General characteristics
- Class & type: Sirius-class combat stores ship
- Tonnage: 6475 deadweight tonnage
- Displacement: 10,205 tons light, 16,680 tons full load
- Length: 523 ft (159 m) o/a
- Beam: 72 ft (22 m)
- Draft: 26 ft (7.9 m) (max.)
- Propulsion: 1 × diesel engine, 11,520 bhp (8,590 kW), single propeller
- Speed: 18 knots (33 km/h)
- Complement: 123 Civilian, 47 Navy
- Armament: None
- Aircraft carried: 2 × UH-46 Sea Knight helicopters

= USNS Spica =

Cargo ship of the United States Navy

USNS Spica (T-AFS-9), was a combat stores ship acquired by the U.S. Navy from the United Kingdom in 1981. She participated in Operation Fiery Vigil to evacuate Clark Air Base personnel following the Mount Pinatubo Eruption in 1991. She served as part of the Military Sealift Command until she was deactivated in 2008.

Before her U.S. Navy career, Spica served the United Kingdom's Royal Fleet Auxiliary as RFA Tarbatness (A345).

==Built in England==
RFA Tarbatness (A345) was built at Swan Hunter & Wigham Richardson Ltd., Wallsend-On-Tyne, England, for the Royal Fleet Auxiliary. She was laid down on 1 April 1965 and was launched on 1 February 1967.

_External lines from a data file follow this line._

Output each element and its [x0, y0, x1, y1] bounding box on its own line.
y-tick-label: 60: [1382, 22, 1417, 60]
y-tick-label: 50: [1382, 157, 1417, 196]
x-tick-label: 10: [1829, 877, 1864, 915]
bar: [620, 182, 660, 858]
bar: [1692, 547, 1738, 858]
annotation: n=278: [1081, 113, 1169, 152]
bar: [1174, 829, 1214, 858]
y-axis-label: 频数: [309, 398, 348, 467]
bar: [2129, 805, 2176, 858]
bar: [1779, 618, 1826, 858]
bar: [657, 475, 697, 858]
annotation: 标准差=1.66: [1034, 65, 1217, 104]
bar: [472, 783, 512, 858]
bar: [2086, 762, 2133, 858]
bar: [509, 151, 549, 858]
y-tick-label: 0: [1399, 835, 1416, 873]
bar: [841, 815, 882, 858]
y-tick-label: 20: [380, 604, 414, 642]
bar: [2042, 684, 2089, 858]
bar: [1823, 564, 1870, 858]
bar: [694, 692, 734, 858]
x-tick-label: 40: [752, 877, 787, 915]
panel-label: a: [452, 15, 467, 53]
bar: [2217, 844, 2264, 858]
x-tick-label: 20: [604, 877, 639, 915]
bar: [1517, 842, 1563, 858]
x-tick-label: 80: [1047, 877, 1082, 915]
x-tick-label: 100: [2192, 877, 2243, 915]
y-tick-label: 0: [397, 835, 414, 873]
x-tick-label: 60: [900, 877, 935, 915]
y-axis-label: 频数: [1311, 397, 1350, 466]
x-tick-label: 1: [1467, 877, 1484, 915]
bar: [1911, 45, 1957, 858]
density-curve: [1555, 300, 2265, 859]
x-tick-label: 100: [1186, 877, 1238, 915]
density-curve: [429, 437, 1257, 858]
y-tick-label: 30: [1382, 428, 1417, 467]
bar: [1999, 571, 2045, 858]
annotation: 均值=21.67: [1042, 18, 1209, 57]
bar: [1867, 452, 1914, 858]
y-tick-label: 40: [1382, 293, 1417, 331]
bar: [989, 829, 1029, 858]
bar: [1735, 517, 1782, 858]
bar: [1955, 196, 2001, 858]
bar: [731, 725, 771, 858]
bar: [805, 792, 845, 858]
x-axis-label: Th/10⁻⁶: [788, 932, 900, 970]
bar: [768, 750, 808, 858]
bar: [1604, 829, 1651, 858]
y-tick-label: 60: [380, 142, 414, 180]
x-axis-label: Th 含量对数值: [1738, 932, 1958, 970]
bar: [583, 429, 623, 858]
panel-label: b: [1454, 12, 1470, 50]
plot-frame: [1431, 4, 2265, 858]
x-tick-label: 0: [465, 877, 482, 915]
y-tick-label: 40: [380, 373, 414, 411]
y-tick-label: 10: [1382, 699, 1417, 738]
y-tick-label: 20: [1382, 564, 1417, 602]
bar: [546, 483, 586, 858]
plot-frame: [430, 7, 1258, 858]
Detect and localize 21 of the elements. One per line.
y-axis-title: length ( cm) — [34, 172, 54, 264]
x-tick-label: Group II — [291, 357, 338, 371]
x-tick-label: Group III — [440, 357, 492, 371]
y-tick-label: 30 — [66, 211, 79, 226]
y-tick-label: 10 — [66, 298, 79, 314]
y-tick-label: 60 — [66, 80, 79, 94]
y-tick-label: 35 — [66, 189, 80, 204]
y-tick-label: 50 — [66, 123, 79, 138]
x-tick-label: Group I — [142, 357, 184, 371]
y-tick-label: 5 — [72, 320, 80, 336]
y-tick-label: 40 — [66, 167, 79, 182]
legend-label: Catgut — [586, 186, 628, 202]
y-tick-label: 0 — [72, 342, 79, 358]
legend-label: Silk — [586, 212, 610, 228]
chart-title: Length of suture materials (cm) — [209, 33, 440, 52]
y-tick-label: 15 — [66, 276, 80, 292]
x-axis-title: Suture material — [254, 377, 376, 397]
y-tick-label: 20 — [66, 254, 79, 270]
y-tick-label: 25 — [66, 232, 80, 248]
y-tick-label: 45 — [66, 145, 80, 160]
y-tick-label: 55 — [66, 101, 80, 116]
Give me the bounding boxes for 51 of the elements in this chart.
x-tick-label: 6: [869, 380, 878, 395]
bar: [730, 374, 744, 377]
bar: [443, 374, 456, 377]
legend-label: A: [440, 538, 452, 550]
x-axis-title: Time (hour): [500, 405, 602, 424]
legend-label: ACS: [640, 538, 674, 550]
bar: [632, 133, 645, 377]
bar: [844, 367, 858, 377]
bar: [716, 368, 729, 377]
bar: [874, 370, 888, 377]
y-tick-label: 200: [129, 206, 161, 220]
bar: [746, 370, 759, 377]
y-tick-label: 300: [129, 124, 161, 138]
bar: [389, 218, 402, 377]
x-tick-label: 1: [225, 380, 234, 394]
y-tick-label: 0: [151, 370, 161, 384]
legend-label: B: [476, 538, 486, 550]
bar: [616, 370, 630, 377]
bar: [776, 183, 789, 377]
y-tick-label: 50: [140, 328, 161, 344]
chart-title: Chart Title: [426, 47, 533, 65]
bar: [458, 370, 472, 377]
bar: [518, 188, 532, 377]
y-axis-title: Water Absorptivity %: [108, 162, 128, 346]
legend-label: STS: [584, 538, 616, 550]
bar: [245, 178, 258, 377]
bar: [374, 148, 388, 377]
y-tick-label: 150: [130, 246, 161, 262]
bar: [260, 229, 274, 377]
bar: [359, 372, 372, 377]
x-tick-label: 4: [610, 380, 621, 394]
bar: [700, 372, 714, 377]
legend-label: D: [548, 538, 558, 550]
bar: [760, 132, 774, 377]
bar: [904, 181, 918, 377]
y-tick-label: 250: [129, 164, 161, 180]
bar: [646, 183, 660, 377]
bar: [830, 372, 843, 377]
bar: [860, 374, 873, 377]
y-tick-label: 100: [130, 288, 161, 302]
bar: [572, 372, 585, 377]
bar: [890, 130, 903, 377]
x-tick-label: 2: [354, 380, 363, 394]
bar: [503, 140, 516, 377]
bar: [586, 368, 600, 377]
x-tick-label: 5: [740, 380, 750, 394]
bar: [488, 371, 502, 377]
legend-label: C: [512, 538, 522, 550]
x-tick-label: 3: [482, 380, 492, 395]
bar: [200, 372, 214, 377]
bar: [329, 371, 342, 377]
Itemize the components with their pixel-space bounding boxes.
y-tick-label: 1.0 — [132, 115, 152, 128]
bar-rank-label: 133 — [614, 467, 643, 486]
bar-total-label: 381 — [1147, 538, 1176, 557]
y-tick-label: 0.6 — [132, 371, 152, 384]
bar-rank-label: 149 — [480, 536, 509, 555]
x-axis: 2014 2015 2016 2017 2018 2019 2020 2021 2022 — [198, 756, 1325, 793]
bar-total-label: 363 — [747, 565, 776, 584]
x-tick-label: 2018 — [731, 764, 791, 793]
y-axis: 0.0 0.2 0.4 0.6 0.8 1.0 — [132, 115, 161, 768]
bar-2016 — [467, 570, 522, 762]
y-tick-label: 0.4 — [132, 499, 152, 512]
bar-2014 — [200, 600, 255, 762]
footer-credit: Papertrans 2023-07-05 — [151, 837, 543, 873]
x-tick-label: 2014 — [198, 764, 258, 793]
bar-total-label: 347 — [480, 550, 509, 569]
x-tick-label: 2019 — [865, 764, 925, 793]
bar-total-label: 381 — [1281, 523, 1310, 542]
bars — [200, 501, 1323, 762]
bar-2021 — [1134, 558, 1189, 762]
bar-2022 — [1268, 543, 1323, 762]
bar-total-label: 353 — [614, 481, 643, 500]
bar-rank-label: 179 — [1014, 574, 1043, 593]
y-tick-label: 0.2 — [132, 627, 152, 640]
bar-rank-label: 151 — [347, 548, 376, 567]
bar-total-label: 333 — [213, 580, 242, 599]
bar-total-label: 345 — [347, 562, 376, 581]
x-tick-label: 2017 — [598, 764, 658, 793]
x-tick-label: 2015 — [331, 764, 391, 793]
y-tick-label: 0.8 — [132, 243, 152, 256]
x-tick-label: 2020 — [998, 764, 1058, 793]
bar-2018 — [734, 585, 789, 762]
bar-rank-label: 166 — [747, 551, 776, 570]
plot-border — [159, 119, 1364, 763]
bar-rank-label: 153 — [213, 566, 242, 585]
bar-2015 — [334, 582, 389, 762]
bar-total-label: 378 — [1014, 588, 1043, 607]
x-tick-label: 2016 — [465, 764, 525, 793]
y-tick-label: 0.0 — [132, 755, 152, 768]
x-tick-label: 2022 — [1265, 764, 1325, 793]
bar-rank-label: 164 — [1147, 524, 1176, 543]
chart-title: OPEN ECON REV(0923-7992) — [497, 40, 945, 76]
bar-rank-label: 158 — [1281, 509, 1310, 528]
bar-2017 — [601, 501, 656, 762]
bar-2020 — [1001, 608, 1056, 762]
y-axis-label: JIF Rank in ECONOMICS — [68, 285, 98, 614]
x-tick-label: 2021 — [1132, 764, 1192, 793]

==Purchased by the U.S. Navy==
Spica was purchased by the U.S. Navy and placed into non-commissioned service as a combat stores ship on 1 November 1981 as the USNS Spica (T-AFS-9), a unit of the Military Sealift Command (MSC) Naval Auxiliary Force Atlantic.

==Mission==
Spica’s mission was to provide underway replenishment in support of naval forces by providing refrigerated supplies, dry supplies, spare parts, general supplies, fleet freight, mail, and replacement personnel by alongside or by vertical replenishment processes.

==Honors and awards==
Spica was authorized the following awards:

==Disposal==

Spica was inactivated on 26 January 2008 and turned over to the Inactive Ship Maintenance Facility at Philadelphia, Pennsylvania, for disposal. She was sunk as a target on 6 May 2009.